BRIDG context map, described using CML being edited in VS Code

So there we have it! A pattern language that allows us to pull down the Tower of Babel.

  • We can create models of the clinical trials domain split into component parts, and model those parts independently while managing the interfaces between them. So, we don’t need a single common data model.
  • We can treat metadata like program files – stored in text files that are ‘linked’ together when they are ‘run’. So, we do not need a central database to store metadata.
  • Metadata is machine-readable and can be transformed into different metadata files, diagrams, or program code that processes clinical data. So, we can automate end-to-end

Summary

We started off by looking for a way to deliver on the vision of end-to-end automation and achieve the benefits of substantially improve efficiency, consistency, and re-usability across the clinical research data lifecycle.

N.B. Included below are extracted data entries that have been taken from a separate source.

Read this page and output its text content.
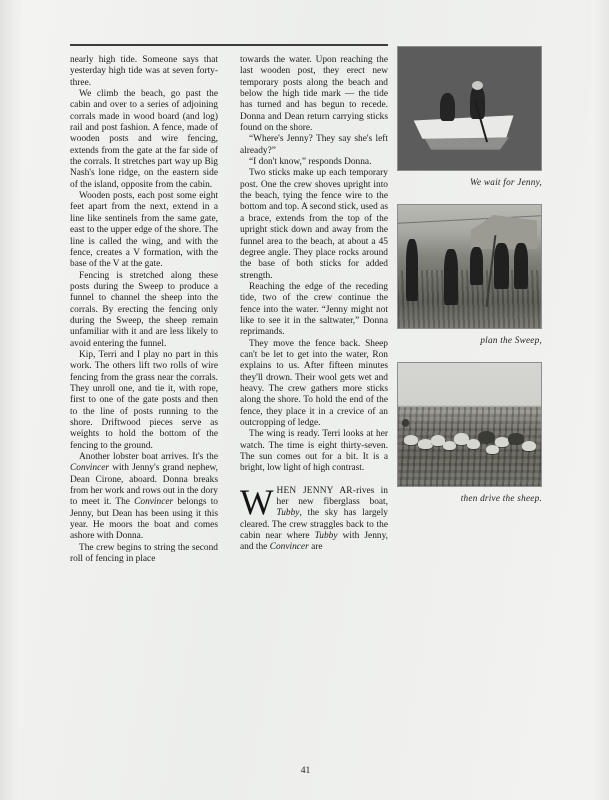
nearly high tide. Someone says that yesterday high tide was at seven forty-three.

We climb the beach, go past the cabin and over to a series of adjoining corrals made in wood board (and log) rail and post fashion. A fence, made of wooden posts and wire fencing, extends from the gate at the far side of the corrals. It stretches part way up Big Nash's lone ridge, on the eastern side of the island, opposite from the cabin.

Wooden posts, each post some eight feet apart from the next, extend in a line like sentinels from the same gate, east to the upper edge of the shore. The line is called the wing, and with the fence, creates a V formation, with the base of the V at the gate.

Fencing is stretched along these posts during the Sweep to produce a funnel to channel the sheep into the corrals. By erecting the fencing only during the Sweep, the sheep remain unfamiliar with it and are less likely to avoid entering the funnel.

Kip, Terri and I play no part in this work. The others lift two rolls of wire fencing from the grass near the corrals. They unroll one, and tie it, with rope, first to one of the gate posts and then to the line of posts running to the shore. Driftwood pieces serve as weights to hold the bottom of the fencing to the ground.

Another lobster boat arrives. It's the Convincer with Jenny's grand nephew, Dean Cirone, aboard. Donna breaks from her work and rows out in the dory to meet it. The Convincer belongs to Jenny, but Dean has been using it this year. He moors the boat and comes ashore with Donna.

The crew begins to string the second roll of fencing in place

towards the water. Upon reaching the last wooden post, they erect new temporary posts along the beach and below the high tide mark — the tide has turned and has begun to recede. Donna and Dean return carrying sticks found on the shore.

“Where's Jenny? They say she's left already?”

“I don't know,” responds Donna.

Two sticks make up each temporary post. One the crew shoves upright into the beach, tying the fence wire to the bottom and top. A second stick, used as a brace, extends from the top of the upright stick down and away from the funnel area to the beach, at about a 45 degree angle. They place rocks around the base of both sticks for added strength.

Reaching the edge of the receding tide, two of the crew continue the fence into the water. “Jenny might not like to see it in the saltwater,” Donna reprimands.

They move the fence back. Sheep can't be let to get into the water, Ron explains to us. After fifteen minutes they'll drown. Their wool gets wet and heavy. The crew gathers more sticks along the shore. To hold the end of the fence, they place it in a crevice of an outcropping of ledge.

The wing is ready. Terri looks at her watch. The time is eight thirty-seven. The sun comes out for a bit. It is a bright, low light of high contrast.

WHEN JENNY AR-rives in her new fiberglass boat, Tubby, the sky has largely cleared. The crew straggles back to the cabin near where Tubby with Jenny, and the Convincer are

We wait for Jenny,
plan the Sweep,
then drive the sheep.
41
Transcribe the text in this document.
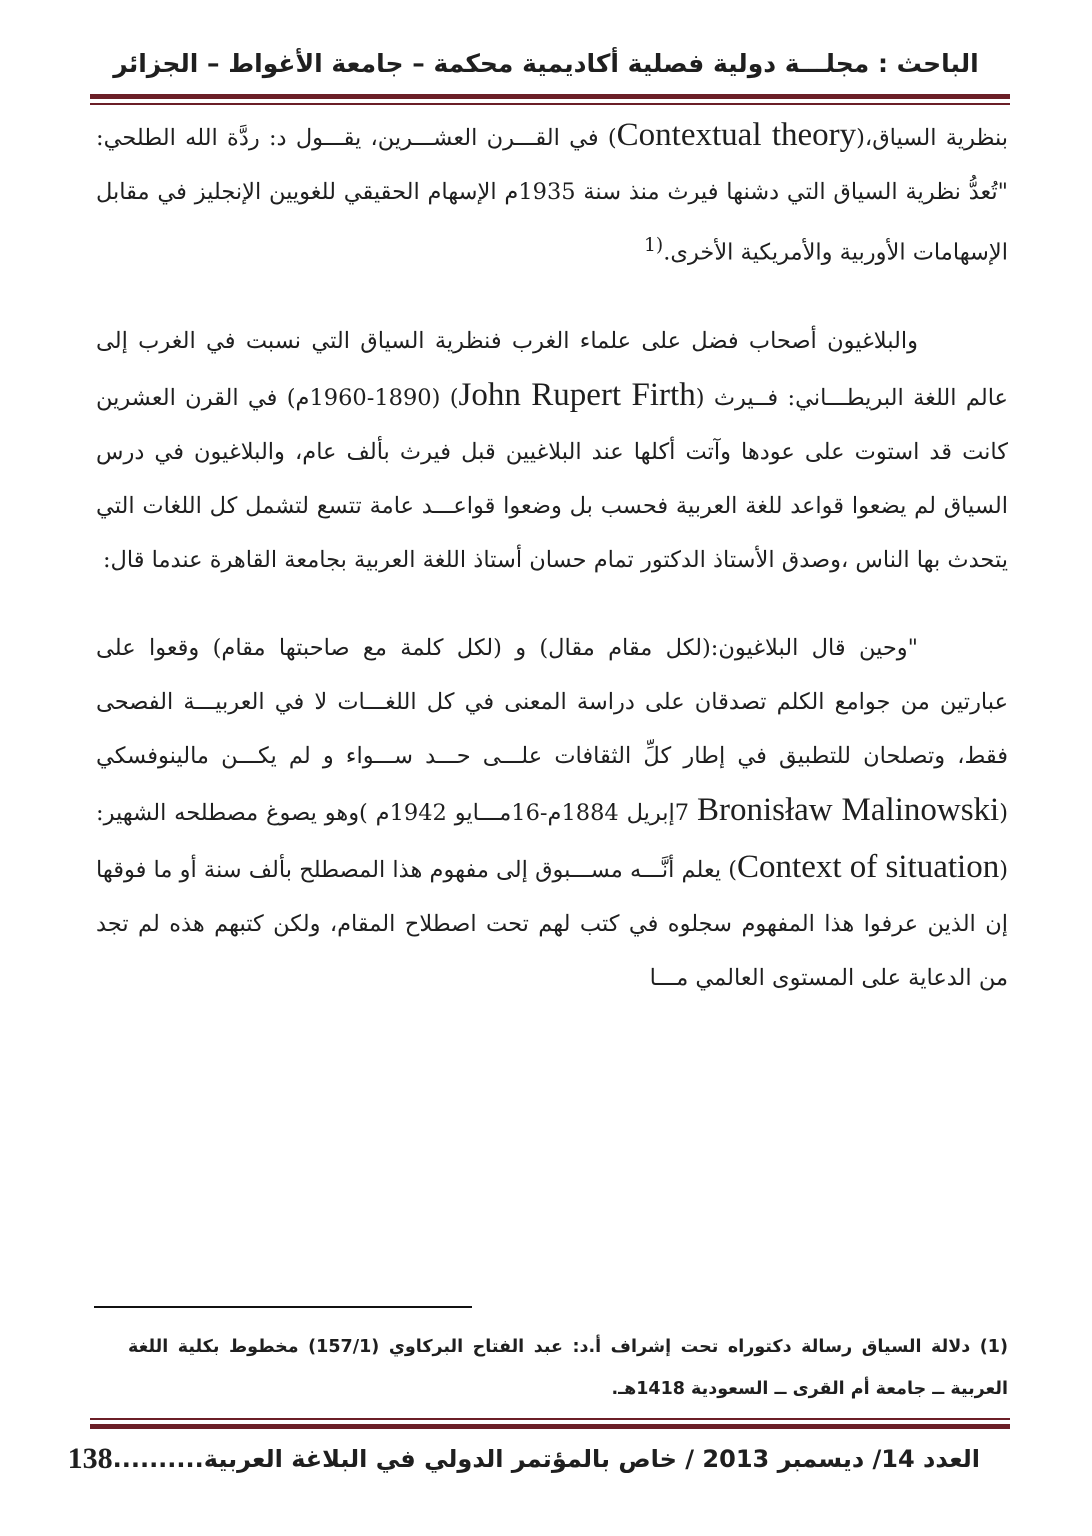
الباحث : مجلـــة دولية فصلية أكاديمية محكمة – جامعة الأغواط – الجزائر

بنظرية السياق،(Contextual theory) في القـــرن العشـــرين، يقـــول د: ردَّة الله الطلحي: "تُعدُّ نظرية السياق التي دشنها فيرث منذ سنة 1935م الإسهام الحقيقي للغويين الإنجليز في مقابل الإسهامات الأوربية والأمريكية الأخرى.$^{(1}$

والبلاغيون أصحاب فضل على علماء الغرب فنظرية السياق التي نسبت في الغرب إلى عالم اللغة البريطـــاني: فــيرث (John Rupert Firth) (1890-1960م) في القرن العشرين كانت قد استوت على عودها وآتت أكلها عند البلاغيين قبل فيرث بألف عام، والبلاغيون في درس السياق لم يضعوا قواعد للغة العربية فحسب بل وضعوا قواعـــد عامة تتسع لتشمل كل اللغات التي يتحدث بها الناس ،وصدق الأستاذ الدكتور تمام حسان أستاذ اللغة العربية بجامعة القاهرة عندما قال:

"وحين قال البلاغيون:(لكل مقام مقال) و (لكل كلمة مع صاحبتها مقام) وقعوا على عبارتين من جوامع الكلم تصدقان على دراسة المعنى في كل اللغـــات لا في العربيـــة الفصحى فقط، وتصلحان للتطبيق في إطار كلِّ الثقافات علـــى حـــد ســـواء و لم يكـــن مالينوفسكي (Bronisław Malinowski 7إبريل 1884م-16مـــايو 1942م )وهو يصوغ مصطلحه الشهير:(Context of situation) يعلم أنَّـــه مســـبوق إلى مفهوم هذا المصطلح بألف سنة أو ما فوقها إن الذين عرفوا هذا المفهوم سجلوه في كتب لهم تحت اصطلاح المقام، ولكن كتبهم هذه لم تجد من الدعاية على المستوى العالمي مـــا

(1) دلالة السياق رسالة دكتوراه تحت إشراف أ.د: عبد الفتاح البركاوي (157/1) مخطوط بكلية اللغة العربية ــ جامعة أم القرى ــ السعودية 1418هـ.

العدد 14/ ديسمبر 2013 / خاص بالمؤتمر الدولي في البلاغة العربية..........
138
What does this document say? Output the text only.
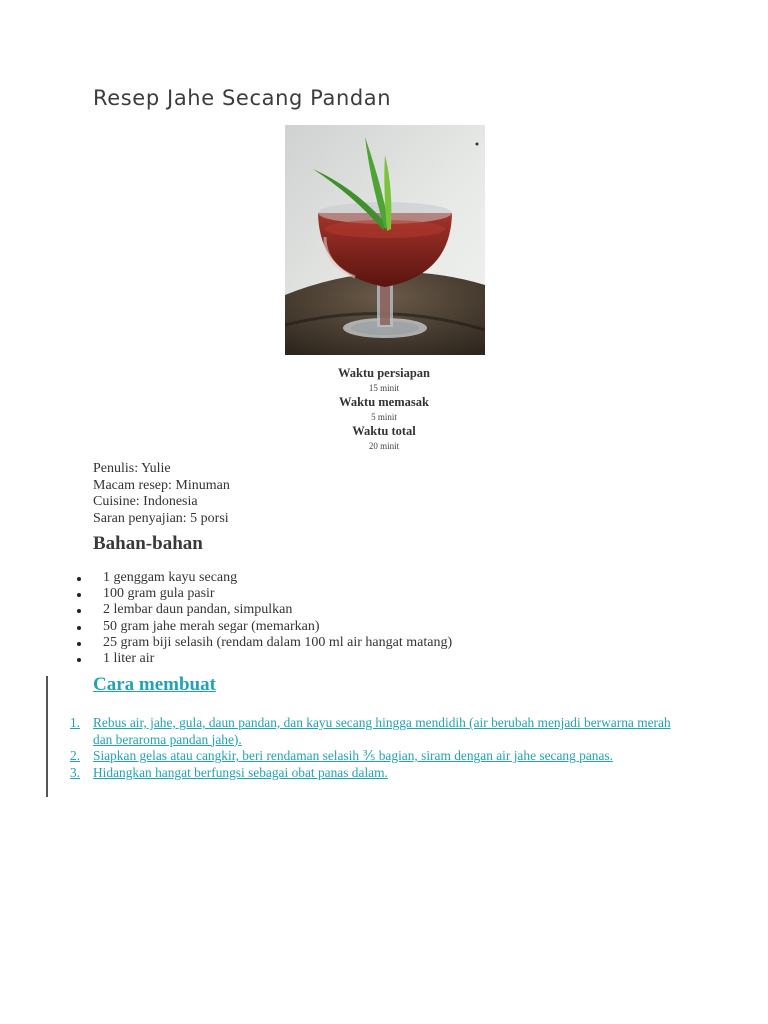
Resep Jahe Secang Pandan
Waktu persiapan
15 minit
Waktu memasak
5 minit
Waktu total
20 minit
Penulis: Yulie
Macam resep: Minuman
Cuisine: Indonesia
Saran penyajian: 5 porsi
Bahan-bahan
1 genggam kayu secang
100 gram gula pasir
2 lembar daun pandan, simpulkan
50 gram jahe merah segar (memarkan)
25 gram biji selasih (rendam dalam 100 ml air hangat matang)
1 liter air
Cara membuat
1. Rebus air, jahe, gula, daun pandan, dan kayu secang hingga mendidih (air berubah menjadi berwarna merah dan beraroma pandan jahe).
2. Siapkan gelas atau cangkir, beri rendaman selasih ⅗ bagian, siram dengan air jahe secang panas.
3. Hidangkan hangat berfungsi sebagai obat panas dalam.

The assumption that we need a single common data model stored in a central repository leads to inefficiencies which negate the benefits of automation.

Pattern languages are commonly used in software engineering for reusable solutions to commonly occurring problems, and we walked through an example by applying Domain-Driven Design to the BRIDG model.

Using a domain-specific language (DSL), we are able to split the common data model into parts, and store each part as machine-readable metadata in text files to generate code.

This approach streamlines metadata management because we can leverage source-code processes and tools to manage metadata – syntax checking, version control, unit testing, CI/CD, etc… and not a web-form in sight!